•IV•

1K 11 0
                                    


Elimdeki tabletten bir çiftlik oyunu oynarken bir yandan da telefonda Olcay'la konuşuyordum. Kulağımdaki kulaklığı düzeltip tekrar oyuna odaklanmadan önce masada duran kahvemden büyük bir yudum aldım.

"Maran beni dinliyor musun sen?" dediğinde sanki karşımdaymış gibi bakışlarımı telefona çevirdim.

"Ne oldu?" Ofladı.

"Ne yapıyorsun sen?" Başımı tablete doğru çevirdim ve ekrandaki hayvanlara baktım.

"İnek besliyorum."

"Ne ineği ya? Ne diyorsun?"

"Boşver." derken tableti kapatıp masaya bıraktım ve az önce önüme bırakılan dosyayı açtım. "Ne diyordun sen?" dedim, kalın çerçeveli gözlüklerimin ardından dosyayı inceleyerek.

"Çocuklarla bir şeyler yapalım diyoruz. Sen de gelsene diyorum?"

"Olabilir." dediğimde telefonu alıp yerimden kalktım ve terasa çıktım. "Şirketteki işlerim bitince haber veririm." Dirseğimi trabzanlara yaslayıp başımı ovaladım. Saatlerdir başım ağrıyordu ve geçmesi için de hiçbir şey işe yaramıyordu.

Bugün okulda dersim olmadığından dün geceden beri şirketteydim ve sabahlayarak biriken işlerimi halletmiştim. Babamın da isteğiyle birkaç gündür şirketle fazlasıyla ilgilenmiştim. Uykusuz kaldığım için de migrenim tutmuştu.

"Neyin var senin, bebişim? Anlat bakayım." Gözlerim kapanmamak için zor dururken derin bir nefes alarak temiz havayı ciğerlerime doldurdum.

"Şirketteydim dün. Sabahladım ondandır."

"Adnan Amca mı darlıyor yine?" dedi, gülerek. Bu dediğine ben de kıkırdamaya başladım.

"Hiç sorma, çok yoruyorlar beni."

"O randevuya çıktığın adamla ne yaptınız? Bak işte bunu hâlâ anlatmadın!" dedi, sitemle. Gülüşüm bir gülümsemeye dönüştüğünde aklıma gelen sinir bozucu o adamla kaşlarım çatıldı. Bununla birlikte de başıma şiddetli bir ağrı girdi. Bünyem bile bu adama tahammül edemiyordu!

"Ay aman!" dedim, yüzümü buruşturup. "Kasıntının tekiydi!"

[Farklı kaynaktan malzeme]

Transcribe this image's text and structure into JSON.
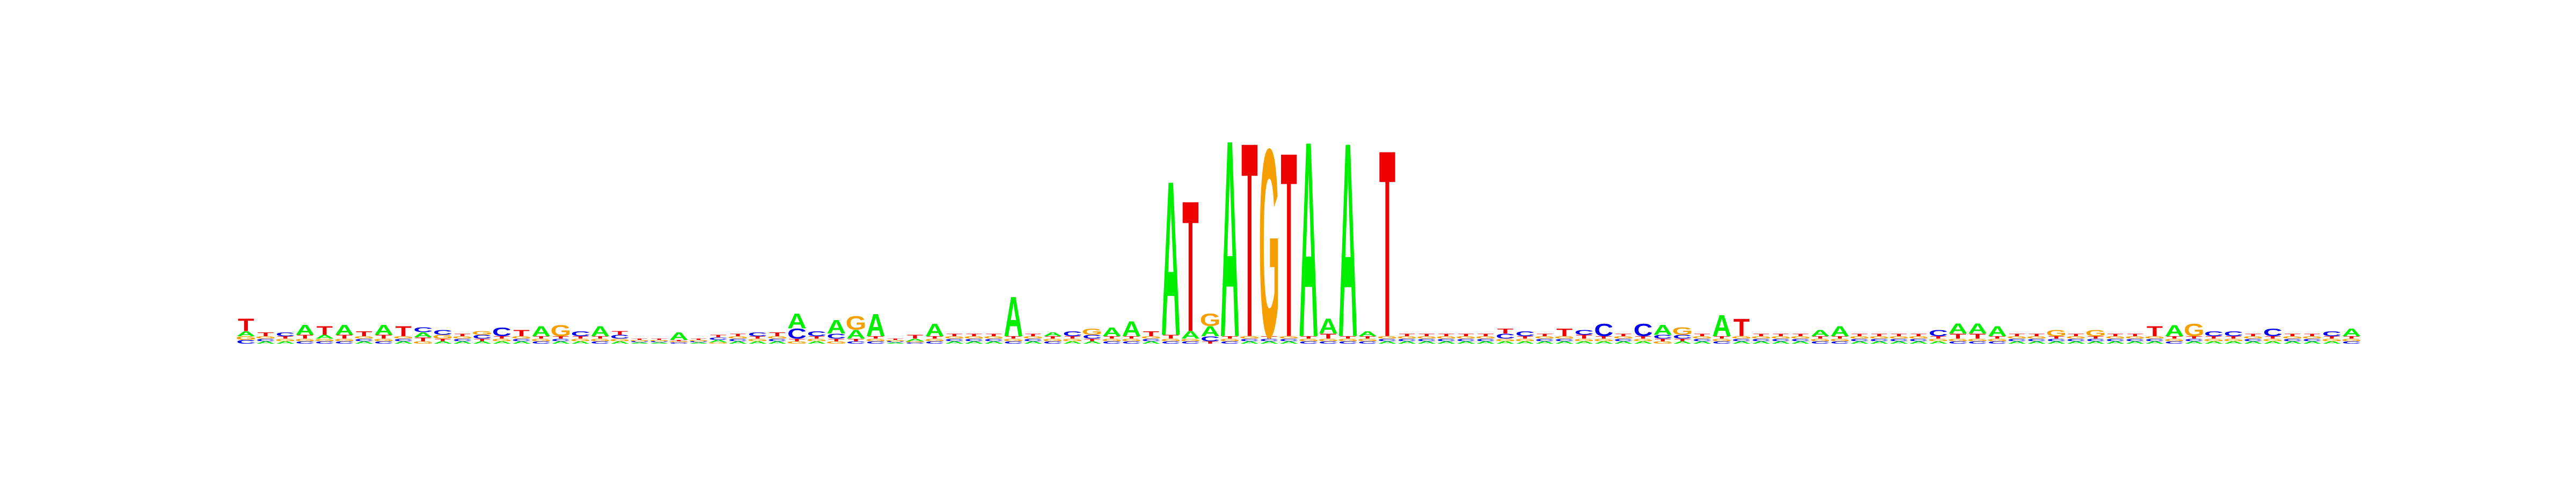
{
  "chart_data": {
    "type": "sequence-logo",
    "title": "",
    "xlabel": "",
    "ylabel": "",
    "ylim": [
      0,
      2
    ],
    "grid": false,
    "legend": "none",
    "colors": {
      "A": "#00ee00",
      "C": "#0000ee",
      "G": "#f5a000",
      "T": "#ee0000"
    },
    "positions": [
      {
        "A": 0.04,
        "C": 0.03,
        "G": 0.03,
        "T": 0.1
      },
      {
        "A": 0.02,
        "C": 0.02,
        "G": 0.02,
        "T": 0.03
      },
      {
        "A": 0.02,
        "C": 0.03,
        "G": 0.02,
        "T": 0.02
      },
      {
        "A": 0.08,
        "C": 0.02,
        "G": 0.02,
        "T": 0.03
      },
      {
        "A": 0.03,
        "C": 0.02,
        "G": 0.02,
        "T": 0.07
      },
      {
        "A": 0.08,
        "C": 0.02,
        "G": 0.02,
        "T": 0.03
      },
      {
        "A": 0.02,
        "C": 0.02,
        "G": 0.02,
        "T": 0.04
      },
      {
        "A": 0.08,
        "C": 0.02,
        "G": 0.02,
        "T": 0.03
      },
      {
        "A": 0.02,
        "C": 0.02,
        "G": 0.02,
        "T": 0.08
      },
      {
        "A": 0.04,
        "C": 0.04,
        "G": 0.02,
        "T": 0.03
      },
      {
        "A": 0.02,
        "C": 0.04,
        "G": 0.03,
        "T": 0.02
      },
      {
        "A": 0.02,
        "C": 0.02,
        "G": 0.02,
        "T": 0.02
      },
      {
        "A": 0.02,
        "C": 0.03,
        "G": 0.03,
        "T": 0.02
      },
      {
        "A": 0.02,
        "C": 0.07,
        "G": 0.02,
        "T": 0.02
      },
      {
        "A": 0.02,
        "C": 0.02,
        "G": 0.02,
        "T": 0.05
      },
      {
        "A": 0.08,
        "C": 0.02,
        "G": 0.02,
        "T": 0.02
      },
      {
        "A": 0.02,
        "C": 0.02,
        "G": 0.09,
        "T": 0.02
      },
      {
        "A": 0.02,
        "C": 0.04,
        "G": 0.02,
        "T": 0.02
      },
      {
        "A": 0.08,
        "C": 0.02,
        "G": 0.02,
        "T": 0.02
      },
      {
        "A": 0.02,
        "C": 0.03,
        "G": 0.02,
        "T": 0.03
      },
      {
        "A": 0.01,
        "C": 0.01,
        "G": 0.01,
        "T": 0.01
      },
      {
        "A": 0.01,
        "C": 0.01,
        "G": 0.01,
        "T": 0.01
      },
      {
        "A": 0.06,
        "C": 0.01,
        "G": 0.01,
        "T": 0.01
      },
      {
        "A": 0.01,
        "C": 0.01,
        "G": 0.01,
        "T": 0.01
      },
      {
        "A": 0.02,
        "C": 0.02,
        "G": 0.01,
        "T": 0.02
      },
      {
        "A": 0.02,
        "C": 0.02,
        "G": 0.02,
        "T": 0.02
      },
      {
        "A": 0.02,
        "C": 0.03,
        "G": 0.02,
        "T": 0.02
      },
      {
        "A": 0.02,
        "C": 0.02,
        "G": 0.02,
        "T": 0.03
      },
      {
        "A": 0.12,
        "C": 0.08,
        "G": 0.02,
        "T": 0.02
      },
      {
        "A": 0.02,
        "C": 0.04,
        "G": 0.02,
        "T": 0.02
      },
      {
        "A": 0.11,
        "C": 0.04,
        "G": 0.02,
        "T": 0.02
      },
      {
        "A": 0.07,
        "C": 0.02,
        "G": 0.11,
        "T": 0.02
      },
      {
        "A": 0.18,
        "C": 0.02,
        "G": 0.02,
        "T": 0.02
      },
      {
        "A": 0.01,
        "C": 0.01,
        "G": 0.01,
        "T": 0.01
      },
      {
        "A": 0.02,
        "C": 0.01,
        "G": 0.01,
        "T": 0.03
      },
      {
        "A": 0.1,
        "C": 0.02,
        "G": 0.02,
        "T": 0.02
      },
      {
        "A": 0.02,
        "C": 0.02,
        "G": 0.02,
        "T": 0.02
      },
      {
        "A": 0.02,
        "C": 0.02,
        "G": 0.02,
        "T": 0.02
      },
      {
        "A": 0.02,
        "C": 0.02,
        "G": 0.02,
        "T": 0.02
      },
      {
        "A": 0.32,
        "C": 0.02,
        "G": 0.02,
        "T": 0.02
      },
      {
        "A": 0.02,
        "C": 0.02,
        "G": 0.02,
        "T": 0.02
      },
      {
        "A": 0.03,
        "C": 0.02,
        "G": 0.02,
        "T": 0.02
      },
      {
        "A": 0.02,
        "C": 0.04,
        "G": 0.02,
        "T": 0.02
      },
      {
        "A": 0.02,
        "C": 0.03,
        "G": 0.05,
        "T": 0.02
      },
      {
        "A": 0.07,
        "C": 0.02,
        "G": 0.02,
        "T": 0.02
      },
      {
        "A": 0.12,
        "C": 0.02,
        "G": 0.02,
        "T": 0.02
      },
      {
        "A": 0.02,
        "C": 0.02,
        "G": 0.02,
        "T": 0.04
      },
      {
        "A": 1.24,
        "C": 0.02,
        "G": 0.02,
        "T": 0.03
      },
      {
        "A": 0.06,
        "C": 0.02,
        "G": 0.02,
        "T": 1.05
      },
      {
        "A": 0.08,
        "C": 0.04,
        "G": 0.1,
        "T": 0.02
      },
      {
        "A": 1.58,
        "C": 0.02,
        "G": 0.02,
        "T": 0.02
      },
      {
        "A": 0.02,
        "C": 0.02,
        "G": 0.02,
        "T": 1.56
      },
      {
        "A": 0.02,
        "C": 0.02,
        "G": 1.51,
        "T": 0.02
      },
      {
        "A": 0.02,
        "C": 0.02,
        "G": 0.02,
        "T": 1.48
      },
      {
        "A": 1.57,
        "C": 0.02,
        "G": 0.02,
        "T": 0.02
      },
      {
        "A": 0.12,
        "C": 0.02,
        "G": 0.02,
        "T": 0.04
      },
      {
        "A": 1.56,
        "C": 0.02,
        "G": 0.02,
        "T": 0.02
      },
      {
        "A": 0.04,
        "C": 0.02,
        "G": 0.02,
        "T": 0.02
      },
      {
        "A": 0.02,
        "C": 0.02,
        "G": 0.02,
        "T": 1.5
      },
      {
        "A": 0.02,
        "C": 0.02,
        "G": 0.02,
        "T": 0.02
      },
      {
        "A": 0.02,
        "C": 0.02,
        "G": 0.02,
        "T": 0.02
      },
      {
        "A": 0.02,
        "C": 0.02,
        "G": 0.02,
        "T": 0.02
      },
      {
        "A": 0.02,
        "C": 0.02,
        "G": 0.02,
        "T": 0.02
      },
      {
        "A": 0.02,
        "C": 0.02,
        "G": 0.02,
        "T": 0.02
      },
      {
        "A": 0.02,
        "C": 0.04,
        "G": 0.02,
        "T": 0.04
      },
      {
        "A": 0.02,
        "C": 0.04,
        "G": 0.02,
        "T": 0.02
      },
      {
        "A": 0.02,
        "C": 0.02,
        "G": 0.02,
        "T": 0.02
      },
      {
        "A": 0.02,
        "C": 0.02,
        "G": 0.02,
        "T": 0.06
      },
      {
        "A": 0.02,
        "C": 0.04,
        "G": 0.02,
        "T": 0.03
      },
      {
        "A": 0.02,
        "C": 0.1,
        "G": 0.02,
        "T": 0.02
      },
      {
        "A": 0.02,
        "C": 0.02,
        "G": 0.02,
        "T": 0.02
      },
      {
        "A": 0.02,
        "C": 0.1,
        "G": 0.02,
        "T": 0.02
      },
      {
        "A": 0.08,
        "C": 0.03,
        "G": 0.02,
        "T": 0.02
      },
      {
        "A": 0.02,
        "C": 0.03,
        "G": 0.06,
        "T": 0.02
      },
      {
        "A": 0.02,
        "C": 0.02,
        "G": 0.02,
        "T": 0.02
      },
      {
        "A": 0.17,
        "C": 0.02,
        "G": 0.02,
        "T": 0.02
      },
      {
        "A": 0.02,
        "C": 0.02,
        "G": 0.02,
        "T": 0.14
      },
      {
        "A": 0.02,
        "C": 0.02,
        "G": 0.02,
        "T": 0.02
      },
      {
        "A": 0.02,
        "C": 0.02,
        "G": 0.02,
        "T": 0.02
      },
      {
        "A": 0.02,
        "C": 0.02,
        "G": 0.02,
        "T": 0.02
      },
      {
        "A": 0.05,
        "C": 0.02,
        "G": 0.02,
        "T": 0.02
      },
      {
        "A": 0.08,
        "C": 0.02,
        "G": 0.02,
        "T": 0.02
      },
      {
        "A": 0.02,
        "C": 0.02,
        "G": 0.02,
        "T": 0.02
      },
      {
        "A": 0.02,
        "C": 0.02,
        "G": 0.02,
        "T": 0.02
      },
      {
        "A": 0.02,
        "C": 0.02,
        "G": 0.02,
        "T": 0.02
      },
      {
        "A": 0.02,
        "C": 0.02,
        "G": 0.02,
        "T": 0.02
      },
      {
        "A": 0.02,
        "C": 0.05,
        "G": 0.02,
        "T": 0.02
      },
      {
        "A": 0.08,
        "C": 0.02,
        "G": 0.02,
        "T": 0.04
      },
      {
        "A": 0.08,
        "C": 0.02,
        "G": 0.02,
        "T": 0.04
      },
      {
        "A": 0.08,
        "C": 0.02,
        "G": 0.02,
        "T": 0.02
      },
      {
        "A": 0.02,
        "C": 0.02,
        "G": 0.02,
        "T": 0.02
      },
      {
        "A": 0.02,
        "C": 0.02,
        "G": 0.02,
        "T": 0.02
      },
      {
        "A": 0.02,
        "C": 0.02,
        "G": 0.05,
        "T": 0.02
      },
      {
        "A": 0.02,
        "C": 0.02,
        "G": 0.02,
        "T": 0.02
      },
      {
        "A": 0.02,
        "C": 0.02,
        "G": 0.05,
        "T": 0.02
      },
      {
        "A": 0.02,
        "C": 0.02,
        "G": 0.02,
        "T": 0.02
      },
      {
        "A": 0.02,
        "C": 0.02,
        "G": 0.02,
        "T": 0.02
      },
      {
        "A": 0.02,
        "C": 0.02,
        "G": 0.02,
        "T": 0.08
      },
      {
        "A": 0.09,
        "C": 0.02,
        "G": 0.02,
        "T": 0.02
      },
      {
        "A": 0.02,
        "C": 0.02,
        "G": 0.1,
        "T": 0.02
      },
      {
        "A": 0.02,
        "C": 0.04,
        "G": 0.02,
        "T": 0.02
      },
      {
        "A": 0.02,
        "C": 0.04,
        "G": 0.02,
        "T": 0.02
      },
      {
        "A": 0.02,
        "C": 0.02,
        "G": 0.02,
        "T": 0.02
      },
      {
        "A": 0.02,
        "C": 0.06,
        "G": 0.02,
        "T": 0.02
      },
      {
        "A": 0.02,
        "C": 0.02,
        "G": 0.02,
        "T": 0.02
      },
      {
        "A": 0.02,
        "C": 0.02,
        "G": 0.02,
        "T": 0.02
      },
      {
        "A": 0.02,
        "C": 0.04,
        "G": 0.02,
        "T": 0.02
      },
      {
        "A": 0.06,
        "C": 0.02,
        "G": 0.02,
        "T": 0.02
      }
    ]
  }
}
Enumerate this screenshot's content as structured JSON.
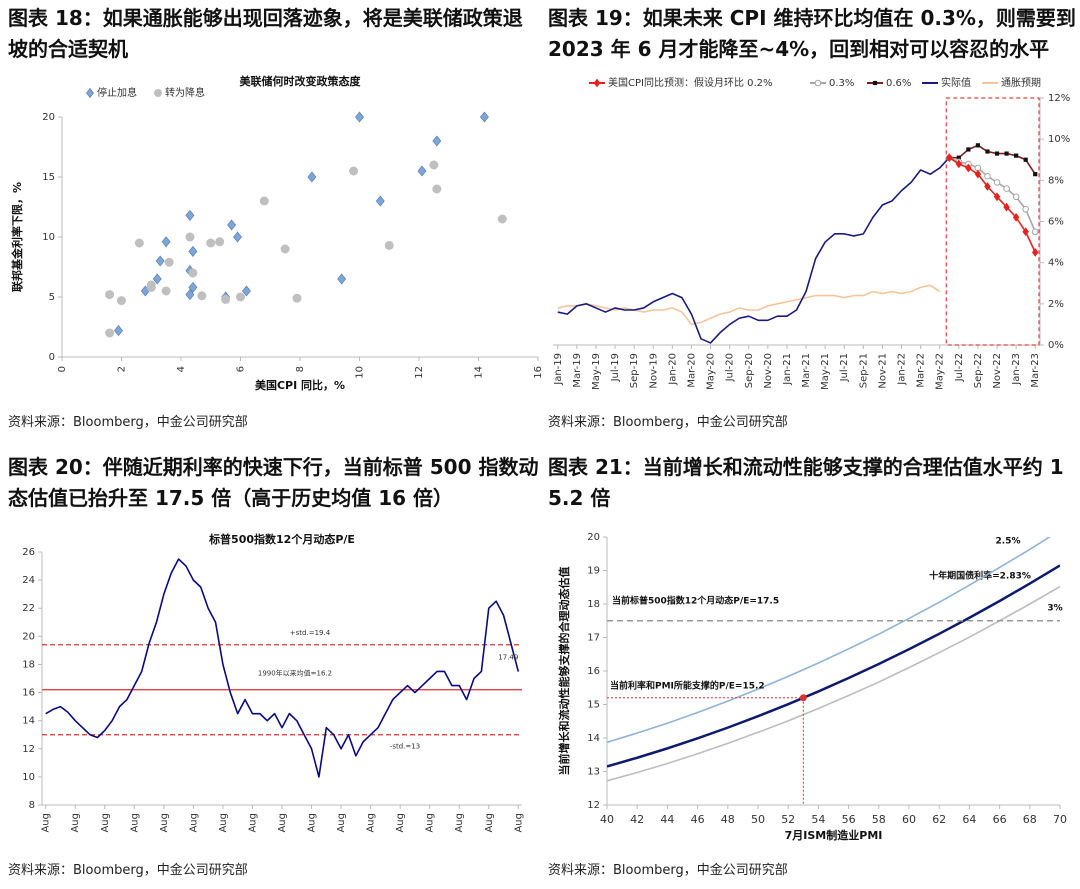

"Ne yaptınız? Ne konuştunuz? Nasıl biriydi? Anlat hadi, Maran!" Gözlerimi devirdim.

Kenan'la birkaç gündür şirketin koridorlarında sürekli olarak karşılaşıyor fakat onunla tek kelime bile etmiyordum. O da aynı şekilde benimle konuşmuyor hatta yüzüme bile bakmıyordu. Doğrusu, bu beni şaşırtmıştı çünkü son konuşmamızda yakama yapışıp beni rahat bırakmayacağını açıkça belli etmişti. Buna rağmen böyle davranması da doğal olarak beni hayrete düşürmüştü. Üstelik daha ona kolyem hakkında bir şey de sormamıştım. Gerçi onun evinde düşürmüş olsaydım illa ki bunu bana söylerdi ama aramızda böyle bir konuşma yaşanmamıştı. Belki de kolyem ondaydı ve kendisi gelmek yerine ayağına gitmemi istiyordu.

Çok beklerdi.

"Anlatacak bir şey yok." Ofladı.

"Ay, Maran! Görüşmeyeli bayağı sıkıcı birine dönüşmüşsün sen. İki çift laf etme kabiliyetin bile yok olmuş!" Bir kez daha güldüm. "Neyse şu an müsait değilim zaten. Babamın yanına geldim, akşam sorguya çekerim artık seni."